Before this episode, some changes happened in the Oceanic 815 survivor camp, with Sawyer claiming some power in the camp by capturing all the guns, and becoming the new “sheriff in town”. They’ve been joined by the “Tailies” and have discovered the Swan station. Sayid was called on by Rousseau to capture a man wandering the jungle by the name of Henry Gale, whom Rousseau thought was “one of them”. I thought the others were a ramshackle bunch of jungle survivors, and the well dressed Mr. Gale didn’t really mesh with that perception.
Backstory wise, I knew about John’s relationship with his father, and with Helen, but hadn’t really nailed down some of the core parts of John’s willingness to be used as a dupe by people he thought he should trust.
This episode was a game changer, both in my perception of Locke, but also of the character of the island. The world we were discovering had just gotten bigger.
The last quarter of this episode dropped bombshell after bombshell on us after the Lockdown warning blared, and the blast door crushed John Locke’s legs. It was one of the first “water cooler” episodes where the next day everything revolved around the ‘blastdoor map’. Yet, the map was only the first of three major game changers.
The second was the supply drop, which was the reason for the Swan Station lockdown, which Jack and Kate discovered as they wondered back from the beach poker game, where Jack won back his medical supplies in a match against Sawyer.
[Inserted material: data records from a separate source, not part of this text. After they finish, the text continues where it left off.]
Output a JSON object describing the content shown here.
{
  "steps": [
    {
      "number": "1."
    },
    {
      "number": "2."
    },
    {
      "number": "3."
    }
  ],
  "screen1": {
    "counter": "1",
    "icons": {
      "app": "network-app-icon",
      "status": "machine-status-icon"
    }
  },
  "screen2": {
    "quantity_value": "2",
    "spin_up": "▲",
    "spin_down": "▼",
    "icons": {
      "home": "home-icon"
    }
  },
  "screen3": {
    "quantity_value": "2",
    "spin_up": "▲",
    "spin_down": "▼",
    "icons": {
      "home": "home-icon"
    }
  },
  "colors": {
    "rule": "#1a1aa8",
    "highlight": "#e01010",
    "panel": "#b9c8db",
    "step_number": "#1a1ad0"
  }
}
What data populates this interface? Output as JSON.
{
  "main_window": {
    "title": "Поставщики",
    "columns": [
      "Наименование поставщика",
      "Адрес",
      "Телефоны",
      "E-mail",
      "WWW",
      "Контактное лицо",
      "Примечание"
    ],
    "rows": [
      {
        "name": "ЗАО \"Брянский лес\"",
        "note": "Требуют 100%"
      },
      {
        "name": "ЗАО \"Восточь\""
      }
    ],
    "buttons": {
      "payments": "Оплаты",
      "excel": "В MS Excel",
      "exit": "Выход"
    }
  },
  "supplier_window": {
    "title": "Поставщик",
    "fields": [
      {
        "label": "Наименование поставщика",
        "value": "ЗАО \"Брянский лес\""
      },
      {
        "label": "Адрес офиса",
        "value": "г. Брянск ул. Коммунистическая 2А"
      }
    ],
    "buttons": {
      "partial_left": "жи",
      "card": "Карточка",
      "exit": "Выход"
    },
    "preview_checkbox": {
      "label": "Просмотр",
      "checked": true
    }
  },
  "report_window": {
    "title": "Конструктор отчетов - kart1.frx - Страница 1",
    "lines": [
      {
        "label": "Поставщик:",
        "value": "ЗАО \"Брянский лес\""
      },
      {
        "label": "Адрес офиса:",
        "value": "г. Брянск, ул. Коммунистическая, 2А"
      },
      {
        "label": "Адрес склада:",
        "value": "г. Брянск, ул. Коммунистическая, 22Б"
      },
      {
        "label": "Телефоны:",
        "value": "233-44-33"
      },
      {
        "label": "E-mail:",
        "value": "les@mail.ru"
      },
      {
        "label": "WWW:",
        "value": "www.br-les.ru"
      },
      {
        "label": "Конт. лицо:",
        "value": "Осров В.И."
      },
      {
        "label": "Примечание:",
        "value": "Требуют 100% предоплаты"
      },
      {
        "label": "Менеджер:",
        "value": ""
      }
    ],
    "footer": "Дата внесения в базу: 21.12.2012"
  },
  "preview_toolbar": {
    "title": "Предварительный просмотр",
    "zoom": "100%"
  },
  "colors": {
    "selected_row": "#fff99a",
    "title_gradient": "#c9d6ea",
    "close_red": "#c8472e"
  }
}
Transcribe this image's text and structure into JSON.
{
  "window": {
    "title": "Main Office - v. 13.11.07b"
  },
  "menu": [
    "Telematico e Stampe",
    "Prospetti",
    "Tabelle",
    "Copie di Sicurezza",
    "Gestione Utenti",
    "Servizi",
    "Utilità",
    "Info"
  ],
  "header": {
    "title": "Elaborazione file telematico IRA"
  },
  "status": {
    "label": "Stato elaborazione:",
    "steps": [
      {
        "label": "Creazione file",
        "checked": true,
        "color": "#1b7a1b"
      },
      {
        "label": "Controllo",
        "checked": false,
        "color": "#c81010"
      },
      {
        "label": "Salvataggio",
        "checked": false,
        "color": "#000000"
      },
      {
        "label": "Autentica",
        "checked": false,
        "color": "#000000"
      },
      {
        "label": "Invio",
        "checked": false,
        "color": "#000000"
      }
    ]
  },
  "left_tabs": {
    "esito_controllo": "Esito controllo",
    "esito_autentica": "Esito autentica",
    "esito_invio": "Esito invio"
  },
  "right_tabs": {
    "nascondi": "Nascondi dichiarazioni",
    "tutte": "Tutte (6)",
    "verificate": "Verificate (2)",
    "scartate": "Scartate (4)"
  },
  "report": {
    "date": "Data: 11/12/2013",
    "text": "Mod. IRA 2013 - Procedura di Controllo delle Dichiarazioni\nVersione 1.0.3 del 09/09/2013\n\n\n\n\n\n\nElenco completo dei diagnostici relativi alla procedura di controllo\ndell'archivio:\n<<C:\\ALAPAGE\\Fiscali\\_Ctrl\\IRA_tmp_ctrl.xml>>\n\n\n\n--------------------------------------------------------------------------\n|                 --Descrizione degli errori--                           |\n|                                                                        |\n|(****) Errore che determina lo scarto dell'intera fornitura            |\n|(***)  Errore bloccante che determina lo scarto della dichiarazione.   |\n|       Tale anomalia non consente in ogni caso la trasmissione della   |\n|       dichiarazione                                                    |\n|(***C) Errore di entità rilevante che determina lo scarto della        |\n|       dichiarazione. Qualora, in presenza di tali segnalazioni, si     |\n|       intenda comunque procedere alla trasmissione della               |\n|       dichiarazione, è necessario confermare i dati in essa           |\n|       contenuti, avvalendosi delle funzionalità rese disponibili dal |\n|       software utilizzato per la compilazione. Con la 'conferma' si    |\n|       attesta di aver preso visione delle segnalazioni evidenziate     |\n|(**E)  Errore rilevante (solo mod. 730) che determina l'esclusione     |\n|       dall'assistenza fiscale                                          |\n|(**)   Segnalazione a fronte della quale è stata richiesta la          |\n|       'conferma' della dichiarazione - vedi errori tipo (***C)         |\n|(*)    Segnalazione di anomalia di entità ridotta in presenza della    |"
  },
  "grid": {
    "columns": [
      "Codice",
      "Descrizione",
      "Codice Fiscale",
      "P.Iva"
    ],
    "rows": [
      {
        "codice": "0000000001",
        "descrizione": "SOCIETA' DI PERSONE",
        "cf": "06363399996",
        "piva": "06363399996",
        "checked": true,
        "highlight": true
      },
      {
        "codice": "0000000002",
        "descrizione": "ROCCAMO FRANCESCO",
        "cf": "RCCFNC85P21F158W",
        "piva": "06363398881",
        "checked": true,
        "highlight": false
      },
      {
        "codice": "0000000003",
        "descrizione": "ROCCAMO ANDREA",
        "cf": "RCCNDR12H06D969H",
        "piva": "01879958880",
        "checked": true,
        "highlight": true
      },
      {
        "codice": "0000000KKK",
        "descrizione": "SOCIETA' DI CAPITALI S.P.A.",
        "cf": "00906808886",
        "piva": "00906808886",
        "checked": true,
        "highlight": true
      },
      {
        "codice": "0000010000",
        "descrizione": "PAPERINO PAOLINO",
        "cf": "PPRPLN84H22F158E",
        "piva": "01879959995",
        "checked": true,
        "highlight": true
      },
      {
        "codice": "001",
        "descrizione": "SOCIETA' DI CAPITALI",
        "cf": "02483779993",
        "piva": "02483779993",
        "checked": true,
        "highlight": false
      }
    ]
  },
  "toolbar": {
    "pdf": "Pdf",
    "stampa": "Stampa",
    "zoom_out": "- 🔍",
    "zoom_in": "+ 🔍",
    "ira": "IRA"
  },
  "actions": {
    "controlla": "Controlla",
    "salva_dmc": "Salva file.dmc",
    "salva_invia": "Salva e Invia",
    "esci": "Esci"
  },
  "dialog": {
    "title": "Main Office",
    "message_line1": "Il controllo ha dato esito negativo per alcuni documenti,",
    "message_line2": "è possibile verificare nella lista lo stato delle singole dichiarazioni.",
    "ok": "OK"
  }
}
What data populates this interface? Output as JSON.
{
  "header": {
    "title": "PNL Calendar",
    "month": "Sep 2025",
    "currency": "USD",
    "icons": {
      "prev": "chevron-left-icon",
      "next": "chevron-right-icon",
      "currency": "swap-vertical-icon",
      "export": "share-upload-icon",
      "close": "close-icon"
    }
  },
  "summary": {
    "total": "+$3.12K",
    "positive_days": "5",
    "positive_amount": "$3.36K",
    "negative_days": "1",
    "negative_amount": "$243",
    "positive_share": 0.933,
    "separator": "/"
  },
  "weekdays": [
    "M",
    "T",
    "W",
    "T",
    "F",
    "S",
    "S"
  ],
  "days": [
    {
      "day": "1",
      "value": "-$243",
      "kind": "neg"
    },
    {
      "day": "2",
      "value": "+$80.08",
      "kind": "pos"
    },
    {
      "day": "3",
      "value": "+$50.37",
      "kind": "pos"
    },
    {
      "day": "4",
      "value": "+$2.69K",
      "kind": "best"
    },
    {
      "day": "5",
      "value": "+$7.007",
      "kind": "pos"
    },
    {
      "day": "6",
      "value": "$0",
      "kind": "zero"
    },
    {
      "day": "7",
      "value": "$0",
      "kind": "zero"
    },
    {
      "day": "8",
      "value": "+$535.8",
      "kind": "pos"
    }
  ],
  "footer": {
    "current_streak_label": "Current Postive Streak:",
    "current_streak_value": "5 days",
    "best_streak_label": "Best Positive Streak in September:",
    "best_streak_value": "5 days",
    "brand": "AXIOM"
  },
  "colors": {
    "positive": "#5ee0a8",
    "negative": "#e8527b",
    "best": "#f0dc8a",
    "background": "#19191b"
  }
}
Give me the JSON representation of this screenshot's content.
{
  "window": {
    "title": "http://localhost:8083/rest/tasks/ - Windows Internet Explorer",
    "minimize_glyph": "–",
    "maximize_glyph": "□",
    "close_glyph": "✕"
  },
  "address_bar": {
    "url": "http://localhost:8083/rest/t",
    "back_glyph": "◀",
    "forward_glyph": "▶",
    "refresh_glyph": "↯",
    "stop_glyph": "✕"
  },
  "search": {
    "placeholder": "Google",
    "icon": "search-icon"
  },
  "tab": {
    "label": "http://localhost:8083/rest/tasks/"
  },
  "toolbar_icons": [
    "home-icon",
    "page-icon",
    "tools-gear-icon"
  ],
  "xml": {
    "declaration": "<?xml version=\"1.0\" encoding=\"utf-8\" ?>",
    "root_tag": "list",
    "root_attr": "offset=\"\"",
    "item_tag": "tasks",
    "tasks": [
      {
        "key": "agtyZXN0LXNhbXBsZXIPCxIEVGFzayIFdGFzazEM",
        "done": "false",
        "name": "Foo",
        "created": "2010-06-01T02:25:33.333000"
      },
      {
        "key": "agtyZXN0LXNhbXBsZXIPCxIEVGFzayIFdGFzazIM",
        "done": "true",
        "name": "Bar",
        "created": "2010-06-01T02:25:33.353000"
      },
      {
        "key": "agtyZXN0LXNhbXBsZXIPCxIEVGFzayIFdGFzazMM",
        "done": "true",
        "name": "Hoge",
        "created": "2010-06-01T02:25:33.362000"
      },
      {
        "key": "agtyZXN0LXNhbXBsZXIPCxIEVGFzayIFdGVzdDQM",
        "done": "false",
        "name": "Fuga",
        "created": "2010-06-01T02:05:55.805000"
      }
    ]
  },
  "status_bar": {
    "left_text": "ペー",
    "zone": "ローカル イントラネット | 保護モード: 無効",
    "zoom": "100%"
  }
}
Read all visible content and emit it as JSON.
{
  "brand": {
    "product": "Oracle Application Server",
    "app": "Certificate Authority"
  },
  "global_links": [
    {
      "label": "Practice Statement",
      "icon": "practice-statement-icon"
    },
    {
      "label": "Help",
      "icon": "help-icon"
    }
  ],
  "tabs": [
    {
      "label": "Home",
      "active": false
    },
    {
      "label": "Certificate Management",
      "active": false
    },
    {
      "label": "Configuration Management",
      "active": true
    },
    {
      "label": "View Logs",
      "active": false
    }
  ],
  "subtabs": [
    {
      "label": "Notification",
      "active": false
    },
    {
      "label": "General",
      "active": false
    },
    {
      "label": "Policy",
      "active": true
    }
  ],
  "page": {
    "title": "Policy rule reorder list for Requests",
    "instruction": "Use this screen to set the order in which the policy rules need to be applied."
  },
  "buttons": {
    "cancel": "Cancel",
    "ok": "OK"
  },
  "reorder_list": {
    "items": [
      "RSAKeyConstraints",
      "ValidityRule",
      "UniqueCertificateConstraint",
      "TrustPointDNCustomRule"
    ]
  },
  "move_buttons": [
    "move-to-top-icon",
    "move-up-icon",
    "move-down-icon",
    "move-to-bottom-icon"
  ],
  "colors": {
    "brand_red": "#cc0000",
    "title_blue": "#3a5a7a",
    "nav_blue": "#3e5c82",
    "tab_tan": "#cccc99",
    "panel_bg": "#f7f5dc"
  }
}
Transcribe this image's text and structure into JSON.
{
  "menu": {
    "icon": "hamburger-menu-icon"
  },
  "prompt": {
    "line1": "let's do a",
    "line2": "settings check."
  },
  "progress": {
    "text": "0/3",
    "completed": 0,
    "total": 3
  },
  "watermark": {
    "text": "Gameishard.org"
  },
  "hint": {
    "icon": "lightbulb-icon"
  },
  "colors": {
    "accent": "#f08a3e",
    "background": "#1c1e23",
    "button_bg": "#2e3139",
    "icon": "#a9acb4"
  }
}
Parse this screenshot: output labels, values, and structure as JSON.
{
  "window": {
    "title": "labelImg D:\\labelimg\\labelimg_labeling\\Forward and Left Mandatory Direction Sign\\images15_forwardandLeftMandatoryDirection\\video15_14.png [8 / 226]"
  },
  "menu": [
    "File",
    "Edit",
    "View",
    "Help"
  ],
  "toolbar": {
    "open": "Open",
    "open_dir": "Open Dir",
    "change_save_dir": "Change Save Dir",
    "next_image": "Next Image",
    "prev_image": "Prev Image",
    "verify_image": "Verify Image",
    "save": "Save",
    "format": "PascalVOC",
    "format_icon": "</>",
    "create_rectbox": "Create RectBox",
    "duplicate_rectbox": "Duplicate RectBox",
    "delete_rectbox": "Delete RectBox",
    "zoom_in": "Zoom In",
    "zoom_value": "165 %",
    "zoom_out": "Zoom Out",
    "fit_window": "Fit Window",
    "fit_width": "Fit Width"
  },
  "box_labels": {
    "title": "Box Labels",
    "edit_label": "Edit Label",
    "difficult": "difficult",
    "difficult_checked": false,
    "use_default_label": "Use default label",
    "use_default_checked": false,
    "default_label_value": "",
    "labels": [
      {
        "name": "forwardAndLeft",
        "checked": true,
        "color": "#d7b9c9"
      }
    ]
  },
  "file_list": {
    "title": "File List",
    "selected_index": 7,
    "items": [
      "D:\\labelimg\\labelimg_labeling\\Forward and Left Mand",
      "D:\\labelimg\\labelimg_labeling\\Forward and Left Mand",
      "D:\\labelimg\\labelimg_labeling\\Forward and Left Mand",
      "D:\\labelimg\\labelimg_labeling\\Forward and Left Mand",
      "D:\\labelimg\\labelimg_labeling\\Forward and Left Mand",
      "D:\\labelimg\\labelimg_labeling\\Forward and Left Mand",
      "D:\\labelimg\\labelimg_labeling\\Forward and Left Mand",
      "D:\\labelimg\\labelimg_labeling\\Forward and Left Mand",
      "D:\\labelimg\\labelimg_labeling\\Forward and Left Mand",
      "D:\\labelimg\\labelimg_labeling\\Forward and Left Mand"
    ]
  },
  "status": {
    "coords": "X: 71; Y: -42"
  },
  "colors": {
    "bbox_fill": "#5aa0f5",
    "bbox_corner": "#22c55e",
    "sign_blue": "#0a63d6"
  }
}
The beach scenes served as the lighter moments as Jack demonstrated his influence over the now cocky Sawyer.
The last show stopper was in the final moments, as Sayid and his partners Ana Lucia and Charlie join Jack and Kate in confronting Henry Gale, with proof that while he was right about the grave, and the hot air balloon, the real Henry Gale was an african american male from Minnesota. Henry Gale was a liar.
The acting of Michael Emerson always impressed me, his wonderfully delivered “Got Milk” soliloquy in the previous episode, had us on our toes for an ambush on Sayid’s group. Locke’s wariness after that revelation, soon led to reluctant trust, as he had to enlist his prisoner’s help in trying to get free from the main room of the Swan station after the blastdoors came down. The ticking of the clock, and the alarms blaring as the timer expired and Henry disappeared to push the button, was suddenly and jaw-droppingly forgotten as the room went dark, and neon fluorescent illuminated the laundry soap smearing of the blast door map.
This was the ultimate “we’d better watch that again” moment as so many secrets and hints were embedded in that six short seconds of screen time.